Depending on what your purpose is for learning Mandarin, you may eventually want to get some type of certification to prove how good you really are. As English has TOEFL and IELTS, there are several tests that can help you to have your Chinese language skills recognized.
HSK test (Mainland China)
The most widely recognized test is the Hanyu Shuiping Kaoshi (HSK) which is organized by an official Chinese body (website). HSK works with a network of international test centers, of which it offers a list on its website, which includes a Singapore-based test institution as well as institutions pretty much all around the world. Simply contact the test centre to find out about the next test date.

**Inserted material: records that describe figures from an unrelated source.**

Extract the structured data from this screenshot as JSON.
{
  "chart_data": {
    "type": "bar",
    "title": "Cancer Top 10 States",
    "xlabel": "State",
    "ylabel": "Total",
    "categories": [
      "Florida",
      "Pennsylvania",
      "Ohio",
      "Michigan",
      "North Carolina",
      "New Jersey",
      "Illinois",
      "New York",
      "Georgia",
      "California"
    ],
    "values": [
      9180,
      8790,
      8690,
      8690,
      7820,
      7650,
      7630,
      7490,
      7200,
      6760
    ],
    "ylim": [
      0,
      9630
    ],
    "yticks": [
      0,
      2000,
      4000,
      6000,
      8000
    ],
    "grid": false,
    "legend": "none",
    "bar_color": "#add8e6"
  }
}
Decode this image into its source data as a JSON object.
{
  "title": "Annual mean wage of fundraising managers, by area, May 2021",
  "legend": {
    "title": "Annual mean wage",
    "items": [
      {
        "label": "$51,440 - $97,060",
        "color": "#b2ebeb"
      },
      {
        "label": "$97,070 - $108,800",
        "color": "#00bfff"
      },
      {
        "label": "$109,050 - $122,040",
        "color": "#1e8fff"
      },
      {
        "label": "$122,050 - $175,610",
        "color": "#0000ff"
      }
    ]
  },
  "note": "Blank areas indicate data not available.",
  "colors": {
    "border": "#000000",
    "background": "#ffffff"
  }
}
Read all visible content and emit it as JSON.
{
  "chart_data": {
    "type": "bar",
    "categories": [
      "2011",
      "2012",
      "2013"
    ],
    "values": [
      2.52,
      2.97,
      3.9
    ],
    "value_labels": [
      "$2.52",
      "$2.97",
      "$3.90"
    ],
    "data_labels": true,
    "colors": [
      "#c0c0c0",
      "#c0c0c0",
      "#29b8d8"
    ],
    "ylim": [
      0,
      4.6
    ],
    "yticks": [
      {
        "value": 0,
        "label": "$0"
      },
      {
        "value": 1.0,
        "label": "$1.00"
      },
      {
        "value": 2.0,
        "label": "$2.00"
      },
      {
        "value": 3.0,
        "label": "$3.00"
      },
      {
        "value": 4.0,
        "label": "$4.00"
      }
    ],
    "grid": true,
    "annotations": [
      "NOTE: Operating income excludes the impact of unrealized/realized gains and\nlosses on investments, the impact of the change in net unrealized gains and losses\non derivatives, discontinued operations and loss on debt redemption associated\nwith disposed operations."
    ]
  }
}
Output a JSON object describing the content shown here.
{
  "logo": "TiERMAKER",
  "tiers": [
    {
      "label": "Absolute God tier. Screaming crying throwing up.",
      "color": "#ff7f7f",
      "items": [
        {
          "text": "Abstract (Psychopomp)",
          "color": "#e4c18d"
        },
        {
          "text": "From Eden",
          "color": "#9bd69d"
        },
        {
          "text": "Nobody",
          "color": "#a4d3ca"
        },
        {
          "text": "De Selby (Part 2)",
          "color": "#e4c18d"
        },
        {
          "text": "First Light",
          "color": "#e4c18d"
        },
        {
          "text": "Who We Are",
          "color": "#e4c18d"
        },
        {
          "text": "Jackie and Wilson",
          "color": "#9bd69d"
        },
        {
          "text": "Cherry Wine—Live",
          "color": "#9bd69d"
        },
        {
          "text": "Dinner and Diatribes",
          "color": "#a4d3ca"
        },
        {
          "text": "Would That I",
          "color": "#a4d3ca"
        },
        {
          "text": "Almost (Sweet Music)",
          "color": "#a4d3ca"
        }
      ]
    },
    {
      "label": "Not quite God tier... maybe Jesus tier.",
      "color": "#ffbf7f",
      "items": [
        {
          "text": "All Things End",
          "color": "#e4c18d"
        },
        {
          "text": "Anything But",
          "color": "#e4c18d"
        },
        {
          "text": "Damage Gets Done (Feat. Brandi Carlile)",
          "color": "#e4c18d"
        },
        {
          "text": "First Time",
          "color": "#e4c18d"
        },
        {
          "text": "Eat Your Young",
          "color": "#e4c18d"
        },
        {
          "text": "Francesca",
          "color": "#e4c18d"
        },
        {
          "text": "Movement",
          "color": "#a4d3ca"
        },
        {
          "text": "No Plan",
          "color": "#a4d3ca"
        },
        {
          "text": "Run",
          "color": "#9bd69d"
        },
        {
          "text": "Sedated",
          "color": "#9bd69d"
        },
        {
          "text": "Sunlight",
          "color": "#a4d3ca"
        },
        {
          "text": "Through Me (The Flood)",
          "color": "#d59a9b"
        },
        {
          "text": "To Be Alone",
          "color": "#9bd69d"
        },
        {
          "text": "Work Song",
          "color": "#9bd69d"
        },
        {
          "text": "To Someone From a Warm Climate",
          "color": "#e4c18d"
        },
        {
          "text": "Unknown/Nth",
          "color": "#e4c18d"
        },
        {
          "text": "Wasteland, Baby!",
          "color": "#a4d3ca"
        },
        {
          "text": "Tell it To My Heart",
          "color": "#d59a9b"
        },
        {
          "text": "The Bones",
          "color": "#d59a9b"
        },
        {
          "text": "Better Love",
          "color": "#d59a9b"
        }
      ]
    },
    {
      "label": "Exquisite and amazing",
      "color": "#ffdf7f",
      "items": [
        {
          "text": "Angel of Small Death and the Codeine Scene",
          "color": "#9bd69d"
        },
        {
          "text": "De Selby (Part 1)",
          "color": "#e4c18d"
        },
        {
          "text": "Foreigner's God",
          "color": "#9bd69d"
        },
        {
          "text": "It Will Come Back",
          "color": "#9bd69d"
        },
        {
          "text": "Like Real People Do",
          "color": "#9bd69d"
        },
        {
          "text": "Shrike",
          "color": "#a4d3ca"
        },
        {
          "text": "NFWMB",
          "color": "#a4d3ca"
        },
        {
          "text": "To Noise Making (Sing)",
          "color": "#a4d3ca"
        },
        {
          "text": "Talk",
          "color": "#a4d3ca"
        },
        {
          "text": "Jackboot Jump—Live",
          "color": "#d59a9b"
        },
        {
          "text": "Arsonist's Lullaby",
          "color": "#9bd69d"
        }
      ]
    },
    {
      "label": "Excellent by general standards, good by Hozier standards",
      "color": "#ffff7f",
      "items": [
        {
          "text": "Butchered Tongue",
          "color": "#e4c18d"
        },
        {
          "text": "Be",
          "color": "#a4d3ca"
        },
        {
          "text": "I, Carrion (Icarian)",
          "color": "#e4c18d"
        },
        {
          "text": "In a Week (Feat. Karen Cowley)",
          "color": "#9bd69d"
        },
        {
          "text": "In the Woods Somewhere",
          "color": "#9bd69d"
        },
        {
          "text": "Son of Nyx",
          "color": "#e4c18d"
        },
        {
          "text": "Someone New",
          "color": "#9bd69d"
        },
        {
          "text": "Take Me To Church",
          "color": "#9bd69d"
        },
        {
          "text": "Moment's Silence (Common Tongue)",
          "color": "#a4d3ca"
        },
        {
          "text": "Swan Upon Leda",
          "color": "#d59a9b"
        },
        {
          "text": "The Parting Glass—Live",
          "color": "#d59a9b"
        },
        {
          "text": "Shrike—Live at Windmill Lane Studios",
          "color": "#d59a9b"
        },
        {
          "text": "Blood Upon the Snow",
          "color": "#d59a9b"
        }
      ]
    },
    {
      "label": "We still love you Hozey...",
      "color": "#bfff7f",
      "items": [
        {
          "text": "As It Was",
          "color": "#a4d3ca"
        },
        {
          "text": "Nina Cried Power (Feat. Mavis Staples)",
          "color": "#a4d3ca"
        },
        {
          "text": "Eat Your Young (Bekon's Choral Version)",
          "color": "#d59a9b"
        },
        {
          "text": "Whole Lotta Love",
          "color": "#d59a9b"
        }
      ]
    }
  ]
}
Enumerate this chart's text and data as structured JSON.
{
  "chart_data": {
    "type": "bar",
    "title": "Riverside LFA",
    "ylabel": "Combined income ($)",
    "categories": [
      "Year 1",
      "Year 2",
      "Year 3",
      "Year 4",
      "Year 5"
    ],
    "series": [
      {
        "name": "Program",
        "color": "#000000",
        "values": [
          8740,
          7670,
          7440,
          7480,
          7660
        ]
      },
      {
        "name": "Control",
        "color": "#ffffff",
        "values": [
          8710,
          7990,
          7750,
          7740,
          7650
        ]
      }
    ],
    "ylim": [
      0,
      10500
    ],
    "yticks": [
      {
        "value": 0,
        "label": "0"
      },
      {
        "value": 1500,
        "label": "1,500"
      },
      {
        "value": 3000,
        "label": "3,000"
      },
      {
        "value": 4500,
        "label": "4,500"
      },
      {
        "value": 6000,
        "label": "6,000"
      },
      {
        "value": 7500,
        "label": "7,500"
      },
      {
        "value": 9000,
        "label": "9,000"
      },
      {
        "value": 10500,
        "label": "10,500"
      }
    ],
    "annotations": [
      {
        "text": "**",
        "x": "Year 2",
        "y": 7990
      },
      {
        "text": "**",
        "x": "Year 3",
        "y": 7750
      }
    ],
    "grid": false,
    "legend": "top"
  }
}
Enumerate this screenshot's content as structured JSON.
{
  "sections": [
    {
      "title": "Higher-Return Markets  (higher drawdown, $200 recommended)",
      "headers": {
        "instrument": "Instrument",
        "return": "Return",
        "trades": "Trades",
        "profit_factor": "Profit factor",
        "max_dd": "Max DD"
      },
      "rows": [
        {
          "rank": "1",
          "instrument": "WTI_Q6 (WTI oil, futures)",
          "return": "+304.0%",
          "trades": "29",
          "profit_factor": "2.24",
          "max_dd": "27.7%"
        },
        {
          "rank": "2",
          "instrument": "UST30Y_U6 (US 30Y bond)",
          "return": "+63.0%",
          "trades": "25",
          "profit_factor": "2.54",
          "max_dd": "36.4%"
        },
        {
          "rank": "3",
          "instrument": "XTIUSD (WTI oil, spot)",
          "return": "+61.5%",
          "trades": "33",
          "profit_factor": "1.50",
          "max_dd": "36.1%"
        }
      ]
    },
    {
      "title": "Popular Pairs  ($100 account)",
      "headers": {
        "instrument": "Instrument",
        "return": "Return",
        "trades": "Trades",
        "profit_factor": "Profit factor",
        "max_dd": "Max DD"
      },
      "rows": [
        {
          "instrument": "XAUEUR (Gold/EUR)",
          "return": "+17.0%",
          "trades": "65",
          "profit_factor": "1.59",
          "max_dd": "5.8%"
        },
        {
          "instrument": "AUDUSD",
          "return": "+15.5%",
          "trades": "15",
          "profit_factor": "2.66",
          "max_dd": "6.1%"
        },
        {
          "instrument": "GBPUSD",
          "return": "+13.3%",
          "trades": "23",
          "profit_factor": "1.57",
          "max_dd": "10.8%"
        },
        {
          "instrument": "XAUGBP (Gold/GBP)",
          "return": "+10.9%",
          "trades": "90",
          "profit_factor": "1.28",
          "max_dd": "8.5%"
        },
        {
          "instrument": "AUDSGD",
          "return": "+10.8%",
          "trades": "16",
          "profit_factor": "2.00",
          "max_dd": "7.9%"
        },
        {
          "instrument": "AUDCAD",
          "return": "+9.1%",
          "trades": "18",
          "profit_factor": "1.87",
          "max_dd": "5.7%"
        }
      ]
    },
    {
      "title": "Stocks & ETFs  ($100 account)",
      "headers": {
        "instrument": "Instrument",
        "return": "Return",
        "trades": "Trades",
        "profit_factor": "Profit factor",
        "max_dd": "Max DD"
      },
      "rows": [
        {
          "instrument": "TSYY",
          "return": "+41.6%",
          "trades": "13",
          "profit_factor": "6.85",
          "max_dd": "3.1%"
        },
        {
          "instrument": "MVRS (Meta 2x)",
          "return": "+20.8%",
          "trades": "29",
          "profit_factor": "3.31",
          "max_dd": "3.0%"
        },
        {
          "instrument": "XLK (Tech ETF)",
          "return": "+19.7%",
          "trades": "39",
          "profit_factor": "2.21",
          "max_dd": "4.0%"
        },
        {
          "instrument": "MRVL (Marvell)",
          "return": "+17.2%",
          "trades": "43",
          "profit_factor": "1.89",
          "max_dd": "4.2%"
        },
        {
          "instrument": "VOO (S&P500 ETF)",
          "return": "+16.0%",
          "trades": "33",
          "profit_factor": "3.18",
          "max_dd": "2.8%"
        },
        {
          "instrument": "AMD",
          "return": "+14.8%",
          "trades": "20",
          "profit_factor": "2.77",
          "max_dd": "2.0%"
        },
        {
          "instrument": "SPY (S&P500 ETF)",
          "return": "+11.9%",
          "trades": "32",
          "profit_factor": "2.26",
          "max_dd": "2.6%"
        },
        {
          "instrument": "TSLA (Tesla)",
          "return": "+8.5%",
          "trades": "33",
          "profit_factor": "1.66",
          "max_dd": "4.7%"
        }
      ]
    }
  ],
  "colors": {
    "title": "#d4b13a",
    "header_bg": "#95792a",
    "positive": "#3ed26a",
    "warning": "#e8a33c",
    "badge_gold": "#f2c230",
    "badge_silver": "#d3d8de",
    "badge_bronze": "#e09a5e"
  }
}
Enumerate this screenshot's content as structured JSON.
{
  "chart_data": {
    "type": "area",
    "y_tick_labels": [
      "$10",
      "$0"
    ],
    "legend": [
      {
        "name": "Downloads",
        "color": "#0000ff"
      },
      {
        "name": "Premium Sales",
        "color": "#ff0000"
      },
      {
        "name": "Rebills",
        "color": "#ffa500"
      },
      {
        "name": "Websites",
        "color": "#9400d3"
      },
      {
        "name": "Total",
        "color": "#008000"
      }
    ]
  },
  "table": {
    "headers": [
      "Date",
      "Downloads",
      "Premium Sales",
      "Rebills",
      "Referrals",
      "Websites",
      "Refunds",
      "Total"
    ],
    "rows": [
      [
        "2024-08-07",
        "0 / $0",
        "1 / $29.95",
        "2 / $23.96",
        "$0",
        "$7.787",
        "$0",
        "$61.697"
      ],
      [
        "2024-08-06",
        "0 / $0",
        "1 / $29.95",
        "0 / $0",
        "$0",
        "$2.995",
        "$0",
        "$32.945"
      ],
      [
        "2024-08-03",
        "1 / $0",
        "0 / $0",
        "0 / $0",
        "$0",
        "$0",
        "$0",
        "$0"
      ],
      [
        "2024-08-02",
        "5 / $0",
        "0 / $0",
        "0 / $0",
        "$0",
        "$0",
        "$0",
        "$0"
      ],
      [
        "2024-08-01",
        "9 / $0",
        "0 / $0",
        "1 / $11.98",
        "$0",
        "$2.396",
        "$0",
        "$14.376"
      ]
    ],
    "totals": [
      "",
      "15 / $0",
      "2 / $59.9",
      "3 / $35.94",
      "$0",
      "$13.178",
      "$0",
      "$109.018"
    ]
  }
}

If you obtain a sufficiently high score on the HSK, you can use the certificate issued to you to enter a Chinese-language college or university in Mainland China. It is also a recognized way to certify your Chinese language proficiency to employers, although this may have more value in non-Chinese speaking countries. You can imagine that it will be pretty easy for a Chinese to assess your level by just having a chat.
Quite simply, HSK is the ‘Chinese TOEFL’. If you want your language ability recognized worldwide, do not go for anything else but HSK.
TOP Test (Taiwan)
The TOP test is organized by the Taiwan authorities and is really not as wellknown as the HSK. According to its website, it can be taken in Taiwan, New Zealand and Peru (at the time of writing). This test is definitely not as widely recognized as the HSK, but can be useful if you wish to pursue study or a career in Taiwan. It uses traditional script. A number of mock tests can be downloaded from the main website.
BCT (China / Singapore)
BCT stands for Business Chinese Test. It is a test format that has been jointly developed by Hanban, the executive body of the Chinese Language Council international, which is affiliated with the Chinese ministry of education, and WDA, the Singapore Workforce Development Agency.
The BCT is fully computer based. There is the possibility to have text read to you, and the possibility to use input in Hanyu Pinyin, which means that the test can probably give you a higher score if you are not a ‘star’ in writing characters stroke by stroke. In a way, this is only fair, because business communication happens through e-mail and spoken means, so handwriting is not as much a requirement for companies when they hire Chinese speaking staff.
At this point, Singapore is the only country outside of China to use this test. That said, with government subsidies (for Singapore permanent residents and citizens) to take the test and the test being a pre-requisite to enter subsidized language classes, it will likely be a reference standard within Singapore very soon.
I’m personally planning to take this test next month. I’ll keep you updated!